Tuesday, April 14, 2009

Clothed in New Garments

April 13, 2009
Monday in Easter Week,
Church of the Holy Family
Chapel Hill, North Carolina

Pray with me.
Let these words be to your glory. Amen.

I am preaching from the baptismal font and the Tenth Station…
Time is different today. The air is different.
I feel like I can take a fuller breath. Soak in God’s created order.
The colors are a bit brighter.
The tastes are a bit sweeter.

For six Fridays in a row, it did not feel like a deeper breath, a richer hue, or a taste that I might seek again and again. I told time in a mournful and lamenting way. For many of those Fridays, I gathered here and prepared for Christ’s death.

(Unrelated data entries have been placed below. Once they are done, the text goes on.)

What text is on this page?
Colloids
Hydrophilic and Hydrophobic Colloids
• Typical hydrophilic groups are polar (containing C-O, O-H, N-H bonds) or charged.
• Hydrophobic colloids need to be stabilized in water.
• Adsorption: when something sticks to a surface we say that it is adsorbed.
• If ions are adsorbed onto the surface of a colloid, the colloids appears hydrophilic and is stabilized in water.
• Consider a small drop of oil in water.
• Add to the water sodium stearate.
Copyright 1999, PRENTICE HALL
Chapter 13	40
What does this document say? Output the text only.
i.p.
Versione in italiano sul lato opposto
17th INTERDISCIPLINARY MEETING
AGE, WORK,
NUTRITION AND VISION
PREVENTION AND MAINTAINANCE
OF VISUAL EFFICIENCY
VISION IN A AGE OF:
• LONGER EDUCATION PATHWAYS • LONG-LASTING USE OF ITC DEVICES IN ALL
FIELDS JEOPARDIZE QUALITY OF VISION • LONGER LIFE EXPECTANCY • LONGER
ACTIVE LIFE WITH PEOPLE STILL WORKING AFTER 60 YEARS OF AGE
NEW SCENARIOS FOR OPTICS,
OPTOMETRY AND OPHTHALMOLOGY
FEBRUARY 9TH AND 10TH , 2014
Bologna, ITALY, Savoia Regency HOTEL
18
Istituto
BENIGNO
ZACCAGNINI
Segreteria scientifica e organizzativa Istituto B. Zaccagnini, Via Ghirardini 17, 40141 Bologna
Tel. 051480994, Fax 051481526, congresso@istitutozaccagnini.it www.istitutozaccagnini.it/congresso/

The other night, Lent culminated for me in the Garden of Gethsemane, holding Vigil with the sacrament while we watched over our Lord between Maundy Thursday and the service on Good Friday. I was thinking how difficult it is to plan for an Easter sermon in the midst of lament, sorrow and death. It pulls the soul in two directions, but such is the way God would have us be pulled. Remembering sorrows and never forgetting, yet always living Resurrection.

At the tenth station, Jesus was stripped of the clothes that he wore: from Stations.
And they divided his garments among them by casting lots. This was to fulfill the scripture which says, “They divided my garments among them; they cast lots for my clothing.” (from The Way of the Cross).

He was humiliated. Made naked.
If I were preaching naked, you would all be embarrassed for me—for my inability to know better. Adam and Eve, they knew to cover themselves, but not Jesus.

No, he comes naked before us to fulfill the righteousness that he promised since the beginning of time.

It’s not shameful that he was made to strip. Nope, it is one more beautiful irony dramatized by the very God whom we call Jesus on his way through the Cross, into the tomb, resurrected yesterday, and ascended to the right hand of God.

How you say? What’s ironic about the humiliation of our Lord being stripped of his garments?

The irony is that when we baptize new believers, they come naked, pure—for a moment free from sin, as they die to their old way of life and are born all new in Christ Jesus.

I love it. I’ll never walk over this stone the same way again. I’ll never forget that Jesus’ humiliation is my redemption. Jesus’ uncloaking is my very salvation. He washes me daily in the blood of his cross and at the tenth station he took off the rag which would become the very bathing cloth which scrubs each and every one of us.

You are washed and I am washed by the blood of a Lamb who loves us so much that no human words will ever do this love justice.

We know it in baptism, and we know in it these words:
To fulfill all righteousness, Jesus is subjected to the humiliation of nakedness. His tormentors cannot know, however, that in removing his earthly clothes, they are preparing him for his glorification, his heavenly triumph, and an everlasting exaltation (from Meditations on the Stations of the Cross, Belmont Abbey College, Dr. Ron Thomas).

Today we are clothed in a white robe and cuddled by the Shepherd who will always come and find us. Today we are far from lost, we are found, naked and proud to be found and worthy of a white robe. It has gold lace and it is made of a linen so fine, it is on the one hand see-through, and on the other so thick and warm, it might have a thread count of a million. Can you feel it, can you smell it, can you soak in its hue, yet only for a moment because the light is so dazzling white as to blind you? I’m risking blindness, today and all of my days. Amen.